There’s a categorical difference, however, between Vietnam and the plan to capture the leaders of al-Qaida. The just campaign is ours. Al-Qaida, an organization with no authority and no moral concern, murdered close to 5,000 people. Yet like the Vietnamese in the 1950s and 1960s, the United States and it allies now have a problem persuading many people in far-off places that their cause is just. In an effort to ward off the haunted and to persuade those who instinctively believe that America forever considers itself in the right—and there’s no shortage of such people—it would be no bad thing if the United States and its close ally, Britain, admitted it had been wrong in the past—in Vietnam, for example, or Iran. Anyone in doubt about how wrong the United States and Britain were to topple the Iranian government in 1953 can read all the grim documents courtesy of the New York Times Web site.
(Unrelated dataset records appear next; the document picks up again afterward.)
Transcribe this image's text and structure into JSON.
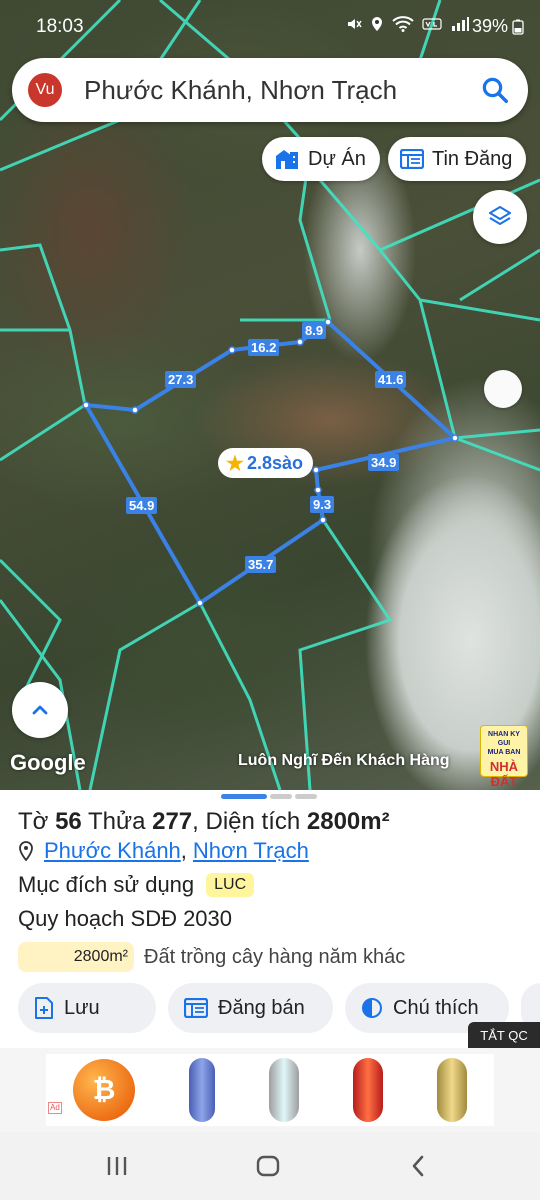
{
  "status_bar": {
    "time": "18:03",
    "battery": "39%"
  },
  "search": {
    "avatar_text": "Vu",
    "query": "Phước Khánh, Nhơn Trạch"
  },
  "chips": {
    "du_an": "Dự Án",
    "tin_dang": "Tin Đăng"
  },
  "map": {
    "area_label": "2.8sào",
    "dimensions": {
      "d1": "27.3",
      "d2": "16.2",
      "d3": "8.9",
      "d4": "41.6",
      "d5": "34.9",
      "d6": "9.3",
      "d7": "35.7",
      "d8": "54.9"
    },
    "google": "Google",
    "tagline": "Luôn Nghĩ Đến Khách Hàng",
    "brand": {
      "line1": "NHAN KY GUI",
      "line2": "MUA BAN",
      "line3": "NHÀ ĐẤT"
    }
  },
  "sheet": {
    "to_label": "Tờ",
    "to_value": "56",
    "thua_label": "Thửa",
    "thua_value": "277",
    "dien_tich_label": "Diện tích",
    "dien_tich_value": "2800m²",
    "ward": "Phước Khánh",
    "district": "Nhơn Trạch",
    "purpose_label": "Mục đích sử dụng",
    "purpose_code": "LUC",
    "planning": "Quy hoạch SDĐ 2030",
    "plan_area": "2800m²",
    "plan_type": "Đất trồng cây hàng năm khác",
    "actions": {
      "save": "Lưu",
      "post": "Đăng bán",
      "legend": "Chú thích"
    }
  },
  "ad": {
    "close_label": "TẮT QC",
    "ad_mark": "Ad"
  },
  "colors": {
    "accent": "#1a73e8",
    "parcel_line": "#3b82e6",
    "boundary": "#41e3c2",
    "badge": "#fff59d"
  }
}
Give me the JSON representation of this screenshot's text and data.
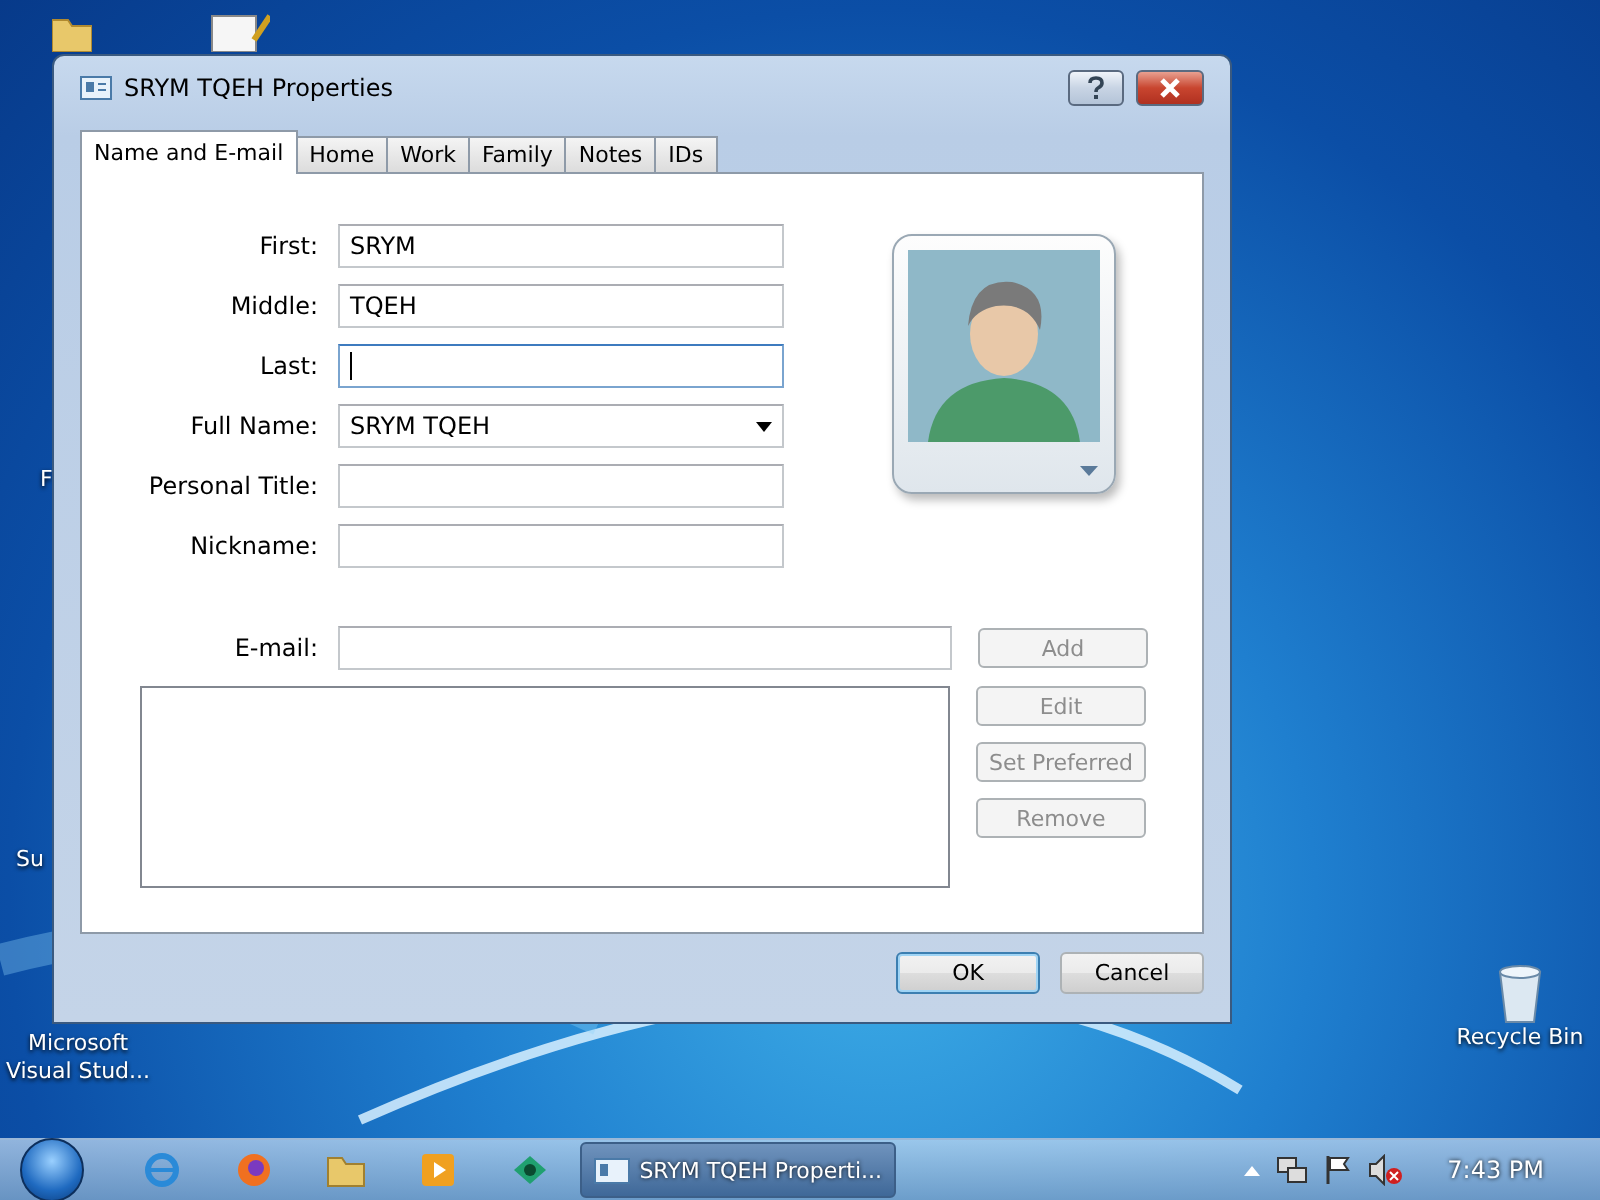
{
  "desktop": {
    "icons": [
      {
        "label": "F",
        "kind": "partial"
      },
      {
        "label": "Su",
        "kind": "partial"
      },
      {
        "label": "Microsoft Visual Stud...",
        "kind": "app"
      },
      {
        "label": "Recycle Bin",
        "kind": "bin"
      }
    ]
  },
  "window": {
    "title": "SRYM TQEH Properties",
    "tabs": [
      {
        "label": "Name and E-mail",
        "selected": true
      },
      {
        "label": "Home",
        "selected": false
      },
      {
        "label": "Work",
        "selected": false
      },
      {
        "label": "Family",
        "selected": false
      },
      {
        "label": "Notes",
        "selected": false
      },
      {
        "label": "IDs",
        "selected": false
      }
    ],
    "fields": [
      {
        "label": "First:",
        "value": "SRYM",
        "kind": "text",
        "focused": false
      },
      {
        "label": "Middle:",
        "value": "TQEH",
        "kind": "text",
        "focused": false
      },
      {
        "label": "Last:",
        "kind": "text",
        "focused": true
      },
      {
        "label": "Full Name:",
        "value": "SRYM TQEH",
        "kind": "dropdown",
        "focused": false
      },
      {
        "label": "Personal Title:",
        "kind": "text",
        "focused": false
      },
      {
        "label": "Nickname:",
        "kind": "text",
        "focused": false
      }
    ],
    "email": {
      "label": "E-mail:",
      "buttons": [
        {
          "label": "Add",
          "disabled": true
        },
        {
          "label": "Edit",
          "disabled": true
        },
        {
          "label": "Set Preferred",
          "disabled": true
        },
        {
          "label": "Remove",
          "disabled": true
        }
      ]
    },
    "buttons": [
      {
        "label": "OK",
        "default": true
      },
      {
        "label": "Cancel",
        "default": false
      }
    ]
  },
  "taskbar": {
    "window_button": {
      "label": "SRYM TQEH Properti...",
      "selected": true
    },
    "clock": "7:43 PM"
  }
}
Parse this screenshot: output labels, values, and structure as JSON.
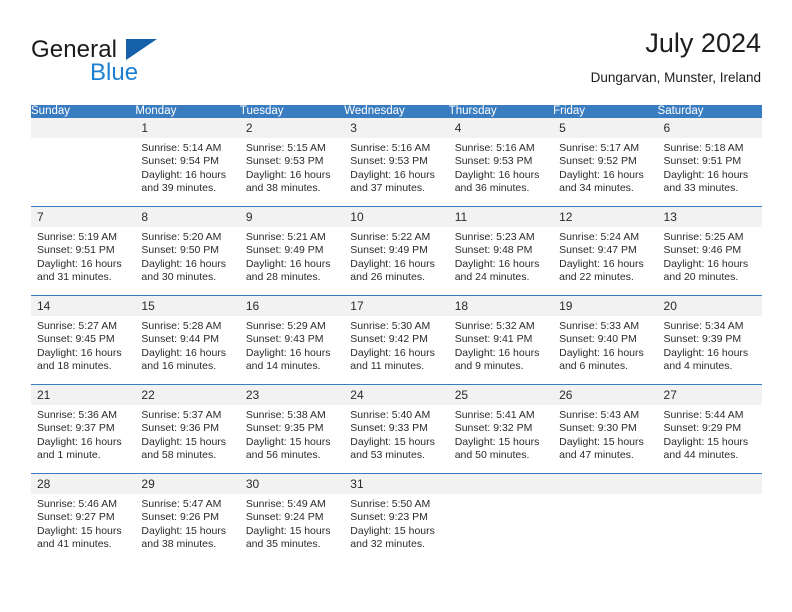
{
  "brand": {
    "name_part1": "General",
    "name_part2": "Blue",
    "triangle_color": "#1560a8",
    "blue_color": "#1c7fd1"
  },
  "header": {
    "title": "July 2024",
    "subtitle": "Dungarvan, Munster, Ireland"
  },
  "theme": {
    "header_bg": "#3a7cc0",
    "daynum_bg": "#f2f2f2",
    "text": "#2b2b2b"
  },
  "weekday_headers": [
    "Sunday",
    "Monday",
    "Tuesday",
    "Wednesday",
    "Thursday",
    "Friday",
    "Saturday"
  ],
  "weeks": [
    [
      {
        "day": "",
        "sunrise": "",
        "sunset": "",
        "daylight1": "",
        "daylight2": "",
        "empty": true
      },
      {
        "day": "1",
        "sunrise": "Sunrise: 5:14 AM",
        "sunset": "Sunset: 9:54 PM",
        "daylight1": "Daylight: 16 hours",
        "daylight2": "and 39 minutes.",
        "empty": false
      },
      {
        "day": "2",
        "sunrise": "Sunrise: 5:15 AM",
        "sunset": "Sunset: 9:53 PM",
        "daylight1": "Daylight: 16 hours",
        "daylight2": "and 38 minutes.",
        "empty": false
      },
      {
        "day": "3",
        "sunrise": "Sunrise: 5:16 AM",
        "sunset": "Sunset: 9:53 PM",
        "daylight1": "Daylight: 16 hours",
        "daylight2": "and 37 minutes.",
        "empty": false
      },
      {
        "day": "4",
        "sunrise": "Sunrise: 5:16 AM",
        "sunset": "Sunset: 9:53 PM",
        "daylight1": "Daylight: 16 hours",
        "daylight2": "and 36 minutes.",
        "empty": false
      },
      {
        "day": "5",
        "sunrise": "Sunrise: 5:17 AM",
        "sunset": "Sunset: 9:52 PM",
        "daylight1": "Daylight: 16 hours",
        "daylight2": "and 34 minutes.",
        "empty": false
      },
      {
        "day": "6",
        "sunrise": "Sunrise: 5:18 AM",
        "sunset": "Sunset: 9:51 PM",
        "daylight1": "Daylight: 16 hours",
        "daylight2": "and 33 minutes.",
        "empty": false
      }
    ],
    [
      {
        "day": "7",
        "sunrise": "Sunrise: 5:19 AM",
        "sunset": "Sunset: 9:51 PM",
        "daylight1": "Daylight: 16 hours",
        "daylight2": "and 31 minutes.",
        "empty": false
      },
      {
        "day": "8",
        "sunrise": "Sunrise: 5:20 AM",
        "sunset": "Sunset: 9:50 PM",
        "daylight1": "Daylight: 16 hours",
        "daylight2": "and 30 minutes.",
        "empty": false
      },
      {
        "day": "9",
        "sunrise": "Sunrise: 5:21 AM",
        "sunset": "Sunset: 9:49 PM",
        "daylight1": "Daylight: 16 hours",
        "daylight2": "and 28 minutes.",
        "empty": false
      },
      {
        "day": "10",
        "sunrise": "Sunrise: 5:22 AM",
        "sunset": "Sunset: 9:49 PM",
        "daylight1": "Daylight: 16 hours",
        "daylight2": "and 26 minutes.",
        "empty": false
      },
      {
        "day": "11",
        "sunrise": "Sunrise: 5:23 AM",
        "sunset": "Sunset: 9:48 PM",
        "daylight1": "Daylight: 16 hours",
        "daylight2": "and 24 minutes.",
        "empty": false
      },
      {
        "day": "12",
        "sunrise": "Sunrise: 5:24 AM",
        "sunset": "Sunset: 9:47 PM",
        "daylight1": "Daylight: 16 hours",
        "daylight2": "and 22 minutes.",
        "empty": false
      },
      {
        "day": "13",
        "sunrise": "Sunrise: 5:25 AM",
        "sunset": "Sunset: 9:46 PM",
        "daylight1": "Daylight: 16 hours",
        "daylight2": "and 20 minutes.",
        "empty": false
      }
    ],
    [
      {
        "day": "14",
        "sunrise": "Sunrise: 5:27 AM",
        "sunset": "Sunset: 9:45 PM",
        "daylight1": "Daylight: 16 hours",
        "daylight2": "and 18 minutes.",
        "empty": false
      },
      {
        "day": "15",
        "sunrise": "Sunrise: 5:28 AM",
        "sunset": "Sunset: 9:44 PM",
        "daylight1": "Daylight: 16 hours",
        "daylight2": "and 16 minutes.",
        "empty": false
      },
      {
        "day": "16",
        "sunrise": "Sunrise: 5:29 AM",
        "sunset": "Sunset: 9:43 PM",
        "daylight1": "Daylight: 16 hours",
        "daylight2": "and 14 minutes.",
        "empty": false
      },
      {
        "day": "17",
        "sunrise": "Sunrise: 5:30 AM",
        "sunset": "Sunset: 9:42 PM",
        "daylight1": "Daylight: 16 hours",
        "daylight2": "and 11 minutes.",
        "empty": false
      },
      {
        "day": "18",
        "sunrise": "Sunrise: 5:32 AM",
        "sunset": "Sunset: 9:41 PM",
        "daylight1": "Daylight: 16 hours",
        "daylight2": "and 9 minutes.",
        "empty": false
      },
      {
        "day": "19",
        "sunrise": "Sunrise: 5:33 AM",
        "sunset": "Sunset: 9:40 PM",
        "daylight1": "Daylight: 16 hours",
        "daylight2": "and 6 minutes.",
        "empty": false
      },
      {
        "day": "20",
        "sunrise": "Sunrise: 5:34 AM",
        "sunset": "Sunset: 9:39 PM",
        "daylight1": "Daylight: 16 hours",
        "daylight2": "and 4 minutes.",
        "empty": false
      }
    ],
    [
      {
        "day": "21",
        "sunrise": "Sunrise: 5:36 AM",
        "sunset": "Sunset: 9:37 PM",
        "daylight1": "Daylight: 16 hours",
        "daylight2": "and 1 minute.",
        "empty": false
      },
      {
        "day": "22",
        "sunrise": "Sunrise: 5:37 AM",
        "sunset": "Sunset: 9:36 PM",
        "daylight1": "Daylight: 15 hours",
        "daylight2": "and 58 minutes.",
        "empty": false
      },
      {
        "day": "23",
        "sunrise": "Sunrise: 5:38 AM",
        "sunset": "Sunset: 9:35 PM",
        "daylight1": "Daylight: 15 hours",
        "daylight2": "and 56 minutes.",
        "empty": false
      },
      {
        "day": "24",
        "sunrise": "Sunrise: 5:40 AM",
        "sunset": "Sunset: 9:33 PM",
        "daylight1": "Daylight: 15 hours",
        "daylight2": "and 53 minutes.",
        "empty": false
      },
      {
        "day": "25",
        "sunrise": "Sunrise: 5:41 AM",
        "sunset": "Sunset: 9:32 PM",
        "daylight1": "Daylight: 15 hours",
        "daylight2": "and 50 minutes.",
        "empty": false
      },
      {
        "day": "26",
        "sunrise": "Sunrise: 5:43 AM",
        "sunset": "Sunset: 9:30 PM",
        "daylight1": "Daylight: 15 hours",
        "daylight2": "and 47 minutes.",
        "empty": false
      },
      {
        "day": "27",
        "sunrise": "Sunrise: 5:44 AM",
        "sunset": "Sunset: 9:29 PM",
        "daylight1": "Daylight: 15 hours",
        "daylight2": "and 44 minutes.",
        "empty": false
      }
    ],
    [
      {
        "day": "28",
        "sunrise": "Sunrise: 5:46 AM",
        "sunset": "Sunset: 9:27 PM",
        "daylight1": "Daylight: 15 hours",
        "daylight2": "and 41 minutes.",
        "empty": false
      },
      {
        "day": "29",
        "sunrise": "Sunrise: 5:47 AM",
        "sunset": "Sunset: 9:26 PM",
        "daylight1": "Daylight: 15 hours",
        "daylight2": "and 38 minutes.",
        "empty": false
      },
      {
        "day": "30",
        "sunrise": "Sunrise: 5:49 AM",
        "sunset": "Sunset: 9:24 PM",
        "daylight1": "Daylight: 15 hours",
        "daylight2": "and 35 minutes.",
        "empty": false
      },
      {
        "day": "31",
        "sunrise": "Sunrise: 5:50 AM",
        "sunset": "Sunset: 9:23 PM",
        "daylight1": "Daylight: 15 hours",
        "daylight2": "and 32 minutes.",
        "empty": false
      },
      {
        "day": "",
        "sunrise": "",
        "sunset": "",
        "daylight1": "",
        "daylight2": "",
        "empty": true
      },
      {
        "day": "",
        "sunrise": "",
        "sunset": "",
        "daylight1": "",
        "daylight2": "",
        "empty": true
      },
      {
        "day": "",
        "sunrise": "",
        "sunset": "",
        "daylight1": "",
        "daylight2": "",
        "empty": true
      }
    ]
  ]
}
Moreover, those who would impose a king upon the Afghans as part of a post-Taliban settlement would be wise to turn to those very same haunting documents. As a result of the 1953 coup, the Iranians were given a shah, and that gift, as much as anything Islamic, characterizes modern Iran’s attitude toward the United States. If the United States fears democracy in Afghanistan and favors a more authoritarian regime, then what hope does it have of promoting democracy in places like Saudi Arabia, Pakistan, or Palestine? Moreover, if one is troubled by Iran in 1953, why risk being haunted all over again by what may occur in Afghanistan in 2001 or 2002 or even 2003?